The other critical component is not only leadership by primary care (and predominantly family) physicians, but an appropriate balance between primary care doctors and specialists, and a limitation on the expansion of procedural services that may not be necessary. The key quotation from Bodenheimer and West here is “Because only one hospital can offer interventional cardiac procedures, there isn't room for many cardiologists in Grand Junction; with such limits on facilities and workforce, the rates of such procedures remain low. The same applies to other types of expensive procedures.”

This is entirely the opposite of what happens in most communities, in which competing hospitals seek to add more facilities and hire or contract with more subspecialist physicians in order to increase the income of both physicians and the hospital. As I have discussed in the past (e.g., Cancer Care and Hospital Advertising, January 16, 2010; Doctors, their Patients, and Health Reform, August 6, 2009) and as the Dartmouth Atlas makes clear, the number of expensive services provided to patients is very different in different parts of the country, and demand is very “elastic”; that is, it is often determined not by need but by the availability of physicians and facilities. That is, supply drives demand, rather than vice versa. Hospitals in other communities compete for doctors and patients (insured patients, let us be clear!) so that they can have a bigger “market share”. This “business” rather than health, approach, can be insidious, destructive, and expensive enough, with overbuilding resulting in overcapacity. More serious, however, as Kelly reminds us,[3] than seeking a bigger market share is the complementary business practice of expanding the market – finding new “customers” for your product – in this case, high cost procedures.

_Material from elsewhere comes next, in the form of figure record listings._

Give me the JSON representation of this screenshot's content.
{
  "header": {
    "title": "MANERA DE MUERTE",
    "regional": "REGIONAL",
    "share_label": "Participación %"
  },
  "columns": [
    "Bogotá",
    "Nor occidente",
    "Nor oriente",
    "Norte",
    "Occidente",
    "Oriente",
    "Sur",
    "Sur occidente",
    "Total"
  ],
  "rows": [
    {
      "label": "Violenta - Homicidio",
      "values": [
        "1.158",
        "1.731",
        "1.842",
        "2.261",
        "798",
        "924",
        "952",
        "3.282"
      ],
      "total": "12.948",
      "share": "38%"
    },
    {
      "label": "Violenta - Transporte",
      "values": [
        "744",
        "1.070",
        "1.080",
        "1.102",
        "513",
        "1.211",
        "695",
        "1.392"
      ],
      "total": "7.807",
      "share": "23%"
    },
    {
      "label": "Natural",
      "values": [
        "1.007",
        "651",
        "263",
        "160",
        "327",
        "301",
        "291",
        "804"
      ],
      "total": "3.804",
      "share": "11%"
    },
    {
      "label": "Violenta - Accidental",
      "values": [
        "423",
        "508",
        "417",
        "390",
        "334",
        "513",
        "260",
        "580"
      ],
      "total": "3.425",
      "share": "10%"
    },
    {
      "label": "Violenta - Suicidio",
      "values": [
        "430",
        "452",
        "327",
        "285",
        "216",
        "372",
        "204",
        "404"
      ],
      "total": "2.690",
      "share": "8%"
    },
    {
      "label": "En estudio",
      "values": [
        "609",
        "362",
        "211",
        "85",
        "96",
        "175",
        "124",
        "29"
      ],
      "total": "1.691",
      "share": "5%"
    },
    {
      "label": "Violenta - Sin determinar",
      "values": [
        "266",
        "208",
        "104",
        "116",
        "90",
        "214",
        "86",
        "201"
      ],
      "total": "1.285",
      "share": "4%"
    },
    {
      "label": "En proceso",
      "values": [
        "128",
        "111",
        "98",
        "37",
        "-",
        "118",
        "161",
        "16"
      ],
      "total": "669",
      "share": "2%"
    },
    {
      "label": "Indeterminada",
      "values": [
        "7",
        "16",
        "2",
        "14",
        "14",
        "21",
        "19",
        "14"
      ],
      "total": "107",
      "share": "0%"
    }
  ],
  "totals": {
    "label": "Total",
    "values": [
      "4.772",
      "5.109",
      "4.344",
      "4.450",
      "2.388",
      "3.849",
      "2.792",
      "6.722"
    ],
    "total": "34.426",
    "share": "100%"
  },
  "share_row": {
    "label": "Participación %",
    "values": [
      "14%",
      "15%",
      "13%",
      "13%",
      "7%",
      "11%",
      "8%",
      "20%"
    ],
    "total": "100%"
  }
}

Do I know if the number of interventional cardiac procedures (or any other procedures) done in Grand Junction is the “right number”, or if the system that exists there and limits them means that too few are done? No, of course not. We can look at data cited by Bodenheimer and West that suggest that it is not far off, that health status is not decreasing, and that preventive services on discharge are higher than average. But I do know that there is a “right number” and that it is determined by the health status of the patient population and the risk/benefit ratio from doing procedures, not by the driver of “more is better”. Arguable for other consumer goods (e.g., cars, music, toothpaste), the idea of “expanding the market” for expensive medical procedures – widening the field of those who are “eligible” so that we can have “more business” and make more money, is outrageous and immoral, as well as ridiculously expensive. This is true for procedures which are highly advertised and of little or no medical value as well as for procedures that can be important and lifesaving when utilized appropriately in the right patients. The money not spent on unnecessary high-tech procedures can provide more primary care to more people, and improve health outcomes.

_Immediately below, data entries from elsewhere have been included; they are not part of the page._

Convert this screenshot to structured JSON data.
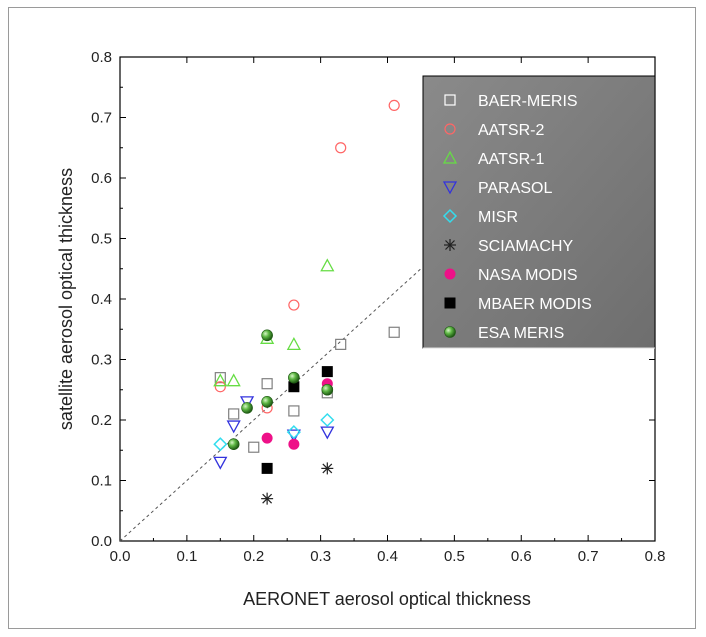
{
  "chart_data": {
    "type": "scatter",
    "xlabel": "AERONET aerosol optical thickness",
    "ylabel": "satellite aerosol optical thickness",
    "xlim": [
      0.0,
      0.8
    ],
    "ylim": [
      0.0,
      0.8
    ],
    "x_ticks": [
      "0.0",
      "0.1",
      "0.2",
      "0.3",
      "0.4",
      "0.5",
      "0.6",
      "0.7",
      "0.8"
    ],
    "y_ticks": [
      "0.0",
      "0.1",
      "0.2",
      "0.3",
      "0.4",
      "0.5",
      "0.6",
      "0.7",
      "0.8"
    ],
    "grid": false,
    "legend_position": "top-right",
    "legend_background": "#808080",
    "reference_line": {
      "style": "dashed",
      "from": [
        0.0,
        0.0
      ],
      "to": [
        0.45,
        0.45
      ],
      "color": "#555555"
    },
    "series": [
      {
        "name": "BAER-MERIS",
        "marker": "square-open",
        "color": "#808080",
        "x": [
          0.15,
          0.17,
          0.2,
          0.22,
          0.26,
          0.31,
          0.33,
          0.41
        ],
        "y": [
          0.27,
          0.21,
          0.155,
          0.26,
          0.215,
          0.245,
          0.325,
          0.345
        ]
      },
      {
        "name": "AATSR-2",
        "marker": "circle-open",
        "color": "#ff6666",
        "x": [
          0.15,
          0.22,
          0.26,
          0.33,
          0.41
        ],
        "y": [
          0.255,
          0.22,
          0.39,
          0.65,
          0.72
        ]
      },
      {
        "name": "AATSR-1",
        "marker": "triangle-up-open",
        "color": "#66dd44",
        "x": [
          0.15,
          0.17,
          0.22,
          0.26,
          0.31
        ],
        "y": [
          0.265,
          0.265,
          0.335,
          0.325,
          0.455
        ]
      },
      {
        "name": "PARASOL",
        "marker": "triangle-down-open",
        "color": "#3333dd",
        "x": [
          0.15,
          0.17,
          0.19,
          0.26,
          0.31
        ],
        "y": [
          0.13,
          0.19,
          0.23,
          0.175,
          0.18
        ]
      },
      {
        "name": "MISR",
        "marker": "diamond-open",
        "color": "#33ddee",
        "x": [
          0.15,
          0.26,
          0.31
        ],
        "y": [
          0.16,
          0.18,
          0.2
        ]
      },
      {
        "name": "SCIAMACHY",
        "marker": "asterisk",
        "color": "#222222",
        "x": [
          0.22,
          0.31
        ],
        "y": [
          0.07,
          0.12
        ]
      },
      {
        "name": "NASA MODIS",
        "marker": "circle-filled",
        "color": "#ee1188",
        "x": [
          0.22,
          0.26,
          0.31
        ],
        "y": [
          0.17,
          0.16,
          0.26
        ]
      },
      {
        "name": "MBAER MODIS",
        "marker": "square-filled",
        "color": "#000000",
        "x": [
          0.22,
          0.26,
          0.31
        ],
        "y": [
          0.12,
          0.255,
          0.28
        ]
      },
      {
        "name": "ESA MERIS",
        "marker": "sphere",
        "color": "#3a9a2a",
        "x": [
          0.17,
          0.19,
          0.22,
          0.22,
          0.26,
          0.31
        ],
        "y": [
          0.16,
          0.22,
          0.23,
          0.34,
          0.27,
          0.25
        ]
      }
    ]
  }
}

Grand Junction, Colorado may not have all the answers to our health care system, any more than Canada or Britain or Switzerland do. But it is doing a lot of things right, it is saving money, and it is improving the health of the community, and that’s a lot more than most areas in the US are doing.


[1]Bodenheimer T, West D, “Low-cost lessons from Grand Junction, Colorado”, NEJM 7Oct2010;363(15):1391-3
[2] Wellever A, Moscovice I, “Rocky Mountain HMO”, J Rural Health. 1998 Summer;14(3):211-23
[3] Kelly PJ, Personal communication.